High-profile figures previously banned for violating the Twitter Rules include far-right provocateur Milo Yiannopoulos, anti-Islam activist Tommy Robinson, Canadian podcaster Stefan Molyneux and British commentator Katie Hopkins, among others.

It’s not clear if controversial InfoWars host Alex Jones will be included in Musk’s amnesty.

This week, Musk insisted he would never let Jones back on the platform, claiming he had taken advantage of the deaths of children.

Jones has been slapped with $1.4 billion in defamation damages over allegations that the 2012 Connecticut Sandy Hook school shooting – which resulted in 27 deaths – was a “hoax”.

The 48-year-old conspiracy theorist, who has repeatedly apologized to parents, claimed he was subjected to a “show trial, a literal kangaroo court”.

“Is this a fight session? Are we in China?” Jones said in a furious outburst during testimony in Waterbury, Connecticut in September. “I’ve said sorry a hundred times, and I’m done saying sorry to myself.”

One of those who pushed Musk to restore Jones’ account was internet entrepreneur Kim Dotcom, who said allowing the InfoWars founder to tweet would demonstrate “genuine freedom of speech.”

Dotcom is wanted by the US Department of Justice for crimes including copyright infringement and racketeering.

But Musk was unmoved by the request, citing the death of his own child.

“My first born child died in my arms,” ​​he tweeted.

“I felt his last heartbeat. I have no mercy for anyone who would use the deaths of children for gain, politics, or fame.”

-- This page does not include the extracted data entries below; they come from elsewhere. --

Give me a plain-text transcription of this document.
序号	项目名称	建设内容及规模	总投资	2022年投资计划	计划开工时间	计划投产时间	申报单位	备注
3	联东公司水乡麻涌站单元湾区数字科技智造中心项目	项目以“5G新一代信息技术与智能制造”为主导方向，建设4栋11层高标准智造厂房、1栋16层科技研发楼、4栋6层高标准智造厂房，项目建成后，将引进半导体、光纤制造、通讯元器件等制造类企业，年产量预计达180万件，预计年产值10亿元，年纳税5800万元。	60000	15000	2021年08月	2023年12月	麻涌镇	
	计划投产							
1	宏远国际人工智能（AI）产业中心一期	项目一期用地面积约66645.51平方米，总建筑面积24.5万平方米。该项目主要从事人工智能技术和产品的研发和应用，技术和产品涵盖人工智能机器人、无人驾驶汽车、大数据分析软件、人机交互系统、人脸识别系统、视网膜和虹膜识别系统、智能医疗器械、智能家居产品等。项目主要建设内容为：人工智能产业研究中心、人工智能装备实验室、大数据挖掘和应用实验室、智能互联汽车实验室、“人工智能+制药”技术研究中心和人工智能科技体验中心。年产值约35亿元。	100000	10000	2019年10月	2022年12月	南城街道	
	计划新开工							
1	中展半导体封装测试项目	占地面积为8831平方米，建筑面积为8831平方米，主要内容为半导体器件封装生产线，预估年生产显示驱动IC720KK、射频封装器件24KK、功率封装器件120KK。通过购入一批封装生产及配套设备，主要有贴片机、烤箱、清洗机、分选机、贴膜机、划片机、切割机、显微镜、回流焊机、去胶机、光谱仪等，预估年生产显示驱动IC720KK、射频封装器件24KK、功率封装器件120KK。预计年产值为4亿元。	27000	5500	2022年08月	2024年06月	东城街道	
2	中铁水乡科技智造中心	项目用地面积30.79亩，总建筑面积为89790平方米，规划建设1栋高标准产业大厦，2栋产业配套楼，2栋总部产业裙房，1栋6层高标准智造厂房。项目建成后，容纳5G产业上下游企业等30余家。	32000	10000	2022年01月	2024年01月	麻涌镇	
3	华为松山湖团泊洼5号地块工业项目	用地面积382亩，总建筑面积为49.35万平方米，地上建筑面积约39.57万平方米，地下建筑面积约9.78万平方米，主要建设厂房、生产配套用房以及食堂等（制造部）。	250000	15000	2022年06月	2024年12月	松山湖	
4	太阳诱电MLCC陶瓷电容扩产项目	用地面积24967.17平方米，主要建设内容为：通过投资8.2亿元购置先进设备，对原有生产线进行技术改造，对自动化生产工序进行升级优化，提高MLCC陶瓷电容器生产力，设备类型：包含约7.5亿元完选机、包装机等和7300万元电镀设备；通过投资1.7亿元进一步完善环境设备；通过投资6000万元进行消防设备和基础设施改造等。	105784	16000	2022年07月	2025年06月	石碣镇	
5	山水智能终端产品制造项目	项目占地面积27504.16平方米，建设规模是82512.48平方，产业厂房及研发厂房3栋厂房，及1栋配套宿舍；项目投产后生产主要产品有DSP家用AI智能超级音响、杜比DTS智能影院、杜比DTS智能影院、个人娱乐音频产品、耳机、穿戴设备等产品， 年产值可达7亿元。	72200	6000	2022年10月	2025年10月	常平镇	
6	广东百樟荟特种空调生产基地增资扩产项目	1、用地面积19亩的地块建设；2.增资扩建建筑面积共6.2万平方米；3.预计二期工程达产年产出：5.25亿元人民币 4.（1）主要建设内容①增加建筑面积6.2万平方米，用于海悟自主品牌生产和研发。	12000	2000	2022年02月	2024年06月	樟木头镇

In 2002, Musk and his first wife Justine Musk had their first baby, Nevada Alexander Musk.

He died of sudden infant death syndrome at just 10 weeks old. The couple had five more children.

In late October, Musk said that “no account recoveries” would be made until a “Content Moderation Council with widely differing viewpoints” was established.

But this week he announced the proposal had been abandoned.